Вранье это было таким бессмысленным, почти детским, что я не выдержала и спросила:

– Кеша, зачем это тебе было нужно?

– Привычка, – коротко сказал тот.

Его привычкой было пускать пыль в глаза юным девам (я подхожу под это определение весьма относительно, но Кеша не формалист); моей привычкой было стучаться в неправильные двери.

Что характерно, мне всегда открывали.

Белая точка покачивалась в темноте, как свихнувшаяся звезда. Ключник поймал лампочку, которую раскачивал сквозняк, и придержал ее, пока Настя проходила дальше по коридору.

– Уже скоро, – сказал он.

Ключник не обманул. Через десяток шагов тьма, запертая в стенах узкого коридора, стала расползаться и заполнила собой большой подземный зал. Настя вспомнила это место.

Ключник зажег свечи. Их было много, и, пока Ключник все щелкал и щелкал зажигалкой, Настя взяла одну из свечей в старомодном металлическом подсвечнике и подошла к стене.

Это была такая же холодная кирпичная стена, как и все остальные, с одним лишь отличием. Почти сплошным слоем ее покрывали листки бумаги разных размеров, разных цветов, с надписями на разных языках. На большей части этих листков были изображены лица, большие и маленькие, цветные и монохромные, фотографии, рисунки и даже выдранные из книг листы.

Иногда это были вполне обычные человеческие лица. Иногда не вполне человеческие. А кое-где попадалось то, что вряд ли можно было назвать лицом.

Настя подняла свечу повыше и медленно пошла вдоль стены. Она прошла почти вдоль всей стены. Потом остановилась и двинулась обратно. Снова остановилась, протянула руку и сдернула листок со стены.

– Вот это, – повернулась она к Ключнику. Тот пожал плечами.
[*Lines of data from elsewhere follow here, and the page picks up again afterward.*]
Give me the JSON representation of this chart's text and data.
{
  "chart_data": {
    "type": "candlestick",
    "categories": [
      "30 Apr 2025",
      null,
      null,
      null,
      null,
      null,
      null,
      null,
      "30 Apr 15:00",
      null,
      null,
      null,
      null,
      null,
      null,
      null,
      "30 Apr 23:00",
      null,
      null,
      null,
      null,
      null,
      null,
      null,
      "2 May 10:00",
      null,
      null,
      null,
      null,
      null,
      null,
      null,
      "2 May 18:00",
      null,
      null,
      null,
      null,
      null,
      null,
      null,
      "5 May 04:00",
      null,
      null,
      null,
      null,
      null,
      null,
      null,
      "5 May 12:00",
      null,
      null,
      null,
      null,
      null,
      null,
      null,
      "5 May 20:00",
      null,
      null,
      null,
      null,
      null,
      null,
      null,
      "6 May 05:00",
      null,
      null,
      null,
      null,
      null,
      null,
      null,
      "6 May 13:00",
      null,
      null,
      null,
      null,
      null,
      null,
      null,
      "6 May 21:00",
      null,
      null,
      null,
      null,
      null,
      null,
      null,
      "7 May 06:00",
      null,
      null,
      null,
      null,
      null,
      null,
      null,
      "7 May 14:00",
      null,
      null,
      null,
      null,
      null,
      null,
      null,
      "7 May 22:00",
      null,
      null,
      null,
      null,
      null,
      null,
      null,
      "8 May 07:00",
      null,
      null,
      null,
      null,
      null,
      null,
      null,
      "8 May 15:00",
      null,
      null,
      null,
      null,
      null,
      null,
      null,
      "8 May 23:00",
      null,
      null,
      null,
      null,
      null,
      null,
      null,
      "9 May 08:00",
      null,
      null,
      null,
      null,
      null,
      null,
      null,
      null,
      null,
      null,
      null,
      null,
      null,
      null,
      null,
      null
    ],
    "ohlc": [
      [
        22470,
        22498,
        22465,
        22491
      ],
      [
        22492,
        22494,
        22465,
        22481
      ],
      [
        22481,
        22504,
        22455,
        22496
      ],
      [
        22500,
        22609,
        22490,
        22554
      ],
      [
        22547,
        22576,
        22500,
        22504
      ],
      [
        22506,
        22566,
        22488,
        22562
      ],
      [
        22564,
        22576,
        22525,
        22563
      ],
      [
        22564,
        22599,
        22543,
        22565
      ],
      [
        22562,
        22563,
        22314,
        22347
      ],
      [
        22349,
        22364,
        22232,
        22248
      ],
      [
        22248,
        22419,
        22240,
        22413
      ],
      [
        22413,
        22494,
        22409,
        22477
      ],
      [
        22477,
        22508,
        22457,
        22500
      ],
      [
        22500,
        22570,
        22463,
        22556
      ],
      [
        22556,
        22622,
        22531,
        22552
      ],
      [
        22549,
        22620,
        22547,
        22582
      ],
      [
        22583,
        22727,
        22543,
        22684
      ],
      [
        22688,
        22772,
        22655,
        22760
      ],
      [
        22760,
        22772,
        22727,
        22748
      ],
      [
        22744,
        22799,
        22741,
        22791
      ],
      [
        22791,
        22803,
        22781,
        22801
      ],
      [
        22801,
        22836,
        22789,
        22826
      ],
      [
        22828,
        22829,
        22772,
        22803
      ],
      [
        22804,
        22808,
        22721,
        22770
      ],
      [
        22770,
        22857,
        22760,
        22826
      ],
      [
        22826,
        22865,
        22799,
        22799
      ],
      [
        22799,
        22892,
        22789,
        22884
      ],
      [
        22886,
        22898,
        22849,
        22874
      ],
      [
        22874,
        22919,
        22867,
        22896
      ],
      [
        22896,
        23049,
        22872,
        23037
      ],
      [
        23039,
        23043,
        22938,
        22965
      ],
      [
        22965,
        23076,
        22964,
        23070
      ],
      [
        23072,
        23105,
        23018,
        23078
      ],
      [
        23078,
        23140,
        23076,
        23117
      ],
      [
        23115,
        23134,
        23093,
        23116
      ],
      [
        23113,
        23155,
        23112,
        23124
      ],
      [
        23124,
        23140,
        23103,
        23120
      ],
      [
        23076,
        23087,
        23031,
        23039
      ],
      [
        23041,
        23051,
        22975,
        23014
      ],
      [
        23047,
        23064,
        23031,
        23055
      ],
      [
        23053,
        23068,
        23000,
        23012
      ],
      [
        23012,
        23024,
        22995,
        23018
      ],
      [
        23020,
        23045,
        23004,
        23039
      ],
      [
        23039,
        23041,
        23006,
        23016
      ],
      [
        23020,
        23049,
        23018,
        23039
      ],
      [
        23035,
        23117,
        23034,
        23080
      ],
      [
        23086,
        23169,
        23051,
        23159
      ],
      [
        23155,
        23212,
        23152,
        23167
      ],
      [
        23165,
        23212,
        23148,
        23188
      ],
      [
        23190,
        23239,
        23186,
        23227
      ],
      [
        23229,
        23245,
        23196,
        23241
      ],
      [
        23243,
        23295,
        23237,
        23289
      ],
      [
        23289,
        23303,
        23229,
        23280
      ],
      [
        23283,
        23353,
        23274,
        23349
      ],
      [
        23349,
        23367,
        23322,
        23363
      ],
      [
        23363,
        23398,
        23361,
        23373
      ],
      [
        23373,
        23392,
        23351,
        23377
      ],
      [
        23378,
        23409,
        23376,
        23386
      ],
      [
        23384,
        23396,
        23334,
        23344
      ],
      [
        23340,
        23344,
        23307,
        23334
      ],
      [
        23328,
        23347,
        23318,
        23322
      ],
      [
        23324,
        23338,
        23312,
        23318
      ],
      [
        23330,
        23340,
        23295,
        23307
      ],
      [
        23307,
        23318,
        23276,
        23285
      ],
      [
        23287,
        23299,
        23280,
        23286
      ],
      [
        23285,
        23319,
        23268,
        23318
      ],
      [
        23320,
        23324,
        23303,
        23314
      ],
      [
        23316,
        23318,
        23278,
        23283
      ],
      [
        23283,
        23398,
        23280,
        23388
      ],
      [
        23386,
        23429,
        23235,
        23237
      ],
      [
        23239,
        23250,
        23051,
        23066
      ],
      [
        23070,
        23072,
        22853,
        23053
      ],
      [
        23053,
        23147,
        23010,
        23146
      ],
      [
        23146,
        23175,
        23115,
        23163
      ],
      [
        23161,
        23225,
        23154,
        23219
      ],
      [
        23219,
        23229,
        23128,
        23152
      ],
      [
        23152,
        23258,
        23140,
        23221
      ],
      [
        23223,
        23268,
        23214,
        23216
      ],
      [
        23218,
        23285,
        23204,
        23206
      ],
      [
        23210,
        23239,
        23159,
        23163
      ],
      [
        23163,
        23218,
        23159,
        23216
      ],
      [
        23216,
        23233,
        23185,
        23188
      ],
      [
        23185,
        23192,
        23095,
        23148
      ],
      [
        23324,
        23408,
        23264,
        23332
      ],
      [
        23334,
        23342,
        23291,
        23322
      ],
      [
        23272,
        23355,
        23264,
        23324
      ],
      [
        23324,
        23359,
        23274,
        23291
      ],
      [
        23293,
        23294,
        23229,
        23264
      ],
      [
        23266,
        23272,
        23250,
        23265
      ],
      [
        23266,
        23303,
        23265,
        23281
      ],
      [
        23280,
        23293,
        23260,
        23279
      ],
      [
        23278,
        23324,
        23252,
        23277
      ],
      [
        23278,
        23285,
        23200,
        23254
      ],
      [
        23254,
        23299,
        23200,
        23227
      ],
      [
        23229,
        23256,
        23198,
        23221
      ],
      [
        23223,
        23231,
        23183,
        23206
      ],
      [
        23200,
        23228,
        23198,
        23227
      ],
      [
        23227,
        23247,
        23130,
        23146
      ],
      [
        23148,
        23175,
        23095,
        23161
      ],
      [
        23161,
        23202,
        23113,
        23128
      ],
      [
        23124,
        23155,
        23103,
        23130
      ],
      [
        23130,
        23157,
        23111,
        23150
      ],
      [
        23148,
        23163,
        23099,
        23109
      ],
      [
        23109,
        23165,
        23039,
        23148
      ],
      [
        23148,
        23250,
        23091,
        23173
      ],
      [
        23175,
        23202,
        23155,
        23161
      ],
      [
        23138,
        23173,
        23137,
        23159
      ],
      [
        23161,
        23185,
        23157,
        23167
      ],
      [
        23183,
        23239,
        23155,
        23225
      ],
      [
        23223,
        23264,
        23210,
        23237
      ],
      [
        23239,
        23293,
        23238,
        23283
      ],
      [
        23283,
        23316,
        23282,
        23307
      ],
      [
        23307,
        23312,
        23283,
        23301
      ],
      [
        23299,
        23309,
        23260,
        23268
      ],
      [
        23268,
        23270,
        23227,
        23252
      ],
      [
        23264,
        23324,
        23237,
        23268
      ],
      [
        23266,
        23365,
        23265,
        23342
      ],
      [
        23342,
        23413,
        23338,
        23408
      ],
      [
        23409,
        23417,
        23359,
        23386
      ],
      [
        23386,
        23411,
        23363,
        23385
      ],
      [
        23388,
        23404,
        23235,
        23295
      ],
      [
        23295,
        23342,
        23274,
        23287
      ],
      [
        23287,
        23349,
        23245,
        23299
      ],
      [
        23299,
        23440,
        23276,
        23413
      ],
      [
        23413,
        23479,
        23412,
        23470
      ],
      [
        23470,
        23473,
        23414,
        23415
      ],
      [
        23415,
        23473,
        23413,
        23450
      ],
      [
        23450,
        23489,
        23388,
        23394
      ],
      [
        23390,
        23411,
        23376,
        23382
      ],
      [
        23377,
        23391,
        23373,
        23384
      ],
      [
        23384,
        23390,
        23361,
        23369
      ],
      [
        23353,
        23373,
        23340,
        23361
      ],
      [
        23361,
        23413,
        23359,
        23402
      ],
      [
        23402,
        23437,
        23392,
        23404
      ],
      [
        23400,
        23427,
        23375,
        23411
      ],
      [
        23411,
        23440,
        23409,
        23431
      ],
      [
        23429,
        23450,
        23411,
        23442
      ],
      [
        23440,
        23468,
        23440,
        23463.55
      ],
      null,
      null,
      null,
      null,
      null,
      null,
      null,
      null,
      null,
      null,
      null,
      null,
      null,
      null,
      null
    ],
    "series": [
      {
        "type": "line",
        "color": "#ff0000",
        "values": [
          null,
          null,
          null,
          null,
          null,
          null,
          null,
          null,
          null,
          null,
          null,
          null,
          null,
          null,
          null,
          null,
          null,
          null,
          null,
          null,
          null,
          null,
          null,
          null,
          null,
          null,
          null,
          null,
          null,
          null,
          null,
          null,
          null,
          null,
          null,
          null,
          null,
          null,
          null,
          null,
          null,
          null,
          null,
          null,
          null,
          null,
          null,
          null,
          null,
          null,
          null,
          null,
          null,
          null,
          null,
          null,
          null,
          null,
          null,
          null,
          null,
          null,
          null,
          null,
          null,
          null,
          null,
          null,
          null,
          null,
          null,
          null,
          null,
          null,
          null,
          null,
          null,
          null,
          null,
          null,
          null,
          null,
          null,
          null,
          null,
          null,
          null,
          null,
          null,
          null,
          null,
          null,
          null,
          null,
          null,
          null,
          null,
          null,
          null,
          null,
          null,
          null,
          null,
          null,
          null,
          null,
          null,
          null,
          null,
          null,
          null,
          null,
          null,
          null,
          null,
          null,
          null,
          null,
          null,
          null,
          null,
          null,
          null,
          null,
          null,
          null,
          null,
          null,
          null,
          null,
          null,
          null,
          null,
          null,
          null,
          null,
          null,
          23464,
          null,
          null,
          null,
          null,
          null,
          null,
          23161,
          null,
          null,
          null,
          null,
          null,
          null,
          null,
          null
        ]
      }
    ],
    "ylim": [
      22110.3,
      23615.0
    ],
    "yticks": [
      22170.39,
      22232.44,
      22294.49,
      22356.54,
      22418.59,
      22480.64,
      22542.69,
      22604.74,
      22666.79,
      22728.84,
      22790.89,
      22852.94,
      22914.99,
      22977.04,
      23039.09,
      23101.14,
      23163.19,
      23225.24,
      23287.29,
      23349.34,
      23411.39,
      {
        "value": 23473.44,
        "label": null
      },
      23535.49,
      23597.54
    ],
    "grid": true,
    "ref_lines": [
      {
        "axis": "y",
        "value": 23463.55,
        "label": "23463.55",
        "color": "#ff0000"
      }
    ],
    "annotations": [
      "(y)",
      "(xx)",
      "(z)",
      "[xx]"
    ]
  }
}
Это уже было не его дело.

Настя дала ему листок, но Ключник не отреагировал, и Настя растерялась. Выходит, она что-то забыла. Она опять что-то сделала не так.

От досады она едва не смяла листок и не бросила его под ноги, но тут кто-то мягко разжал ее пальцы, вынул листок и положил его на стол в перекрестье световых кругов свечей.

– Ты уверена? – проговорил шелковый голос, от которого Насте вдруг захотелось спать. Она подняла отяжелевшие веки и все же посмотрела перед собой.

Высокий худой человек стоял возле стола и разглаживал ту бумажку, которую Настя сняла со стены. Он кутался в нечто длиннополое и темное, то ли в рясу, то ли в плащ, походя оттого на темно-серый столб, увенчанный неожиданно бледным овалом лица. Глаз его не было видно, вместо них на лице высокого мужчины чернели круглые стекла очков.